Carolina University of Theology
- Type: Private
- Established: 1990/1991
- Affiliations: Reconciliation Community Church, Manassas, VA, USA.
- President: John R. Peyton
- Location: Manassas, Virginia, USA

= Carolina University of Theology =

Christian university in Manassas, Virginia

Carolina University of Theology or CUT was a private Christian university located in Manassas, Virginia, United States, and offered theological degrees by in-person classes and distance learning. It is an affiliate and educational outreach ministry of 'Reconciliation Community Church' of the same locality.

== Mission statement ==
The mission of Carolina University of Theology is to provide continued educational programs to students who fall into two categories: (1) Those are unable to attend full-time classes on campus.
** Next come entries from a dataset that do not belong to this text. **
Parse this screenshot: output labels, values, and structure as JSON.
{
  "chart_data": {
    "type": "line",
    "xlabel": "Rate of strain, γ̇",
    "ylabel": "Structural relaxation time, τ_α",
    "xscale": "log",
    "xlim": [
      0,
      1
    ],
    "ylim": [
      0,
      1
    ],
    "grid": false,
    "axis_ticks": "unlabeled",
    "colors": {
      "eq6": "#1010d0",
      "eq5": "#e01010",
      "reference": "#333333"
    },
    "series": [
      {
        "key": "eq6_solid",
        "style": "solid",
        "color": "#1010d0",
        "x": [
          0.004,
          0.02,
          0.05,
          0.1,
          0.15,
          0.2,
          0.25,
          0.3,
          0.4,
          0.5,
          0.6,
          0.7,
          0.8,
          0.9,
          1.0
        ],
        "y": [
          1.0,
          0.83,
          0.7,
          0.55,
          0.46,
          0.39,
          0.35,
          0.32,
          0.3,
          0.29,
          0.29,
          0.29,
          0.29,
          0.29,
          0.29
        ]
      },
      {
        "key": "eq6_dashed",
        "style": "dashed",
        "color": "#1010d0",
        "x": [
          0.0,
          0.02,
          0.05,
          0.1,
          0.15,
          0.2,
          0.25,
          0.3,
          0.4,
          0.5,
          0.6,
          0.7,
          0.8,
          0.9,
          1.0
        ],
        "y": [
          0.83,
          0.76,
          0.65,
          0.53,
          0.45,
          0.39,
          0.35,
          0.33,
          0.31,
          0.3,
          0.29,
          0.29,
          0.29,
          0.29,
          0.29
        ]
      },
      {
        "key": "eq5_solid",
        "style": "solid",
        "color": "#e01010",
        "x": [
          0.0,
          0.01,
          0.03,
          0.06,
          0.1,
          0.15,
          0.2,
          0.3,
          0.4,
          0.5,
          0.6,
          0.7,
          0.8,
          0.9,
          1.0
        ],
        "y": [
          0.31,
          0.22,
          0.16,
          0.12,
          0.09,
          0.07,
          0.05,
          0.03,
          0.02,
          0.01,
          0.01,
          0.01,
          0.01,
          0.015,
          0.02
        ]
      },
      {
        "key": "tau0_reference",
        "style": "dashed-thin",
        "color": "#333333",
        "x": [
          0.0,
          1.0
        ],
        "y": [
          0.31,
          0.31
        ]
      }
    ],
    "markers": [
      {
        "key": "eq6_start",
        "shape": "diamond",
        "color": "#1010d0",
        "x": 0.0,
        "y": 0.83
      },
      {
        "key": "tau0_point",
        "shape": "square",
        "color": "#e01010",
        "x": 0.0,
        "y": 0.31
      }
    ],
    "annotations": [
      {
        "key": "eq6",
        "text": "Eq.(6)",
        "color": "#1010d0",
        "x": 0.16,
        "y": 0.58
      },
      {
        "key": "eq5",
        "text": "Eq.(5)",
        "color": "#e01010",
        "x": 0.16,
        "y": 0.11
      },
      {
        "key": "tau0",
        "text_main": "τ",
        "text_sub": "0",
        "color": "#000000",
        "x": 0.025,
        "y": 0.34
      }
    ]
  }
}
This can be accomplished through the University's home study/online programs. (2) Those who are able to attend on campus classes twice a week.

== History ==
Carolina University of Theology was founded by Dr. Gene Thompson of Iron Station, North Carolina in 1990−91.
The university suspended all activities on April 25, 2022 citing lack of students and faculty members.

== Accreditation ==
Carolina University of Theology, In pursuant to 8 VAC 40-31-50 of the Virginia Administrative Code was granted religious exemption from the Commonwealth of Virginia State Council of Higher Education For Virginia/SCHEV's regulations and is authorized as a degree granting institution. Carolina University is unaccredited by CHEA or the USDE.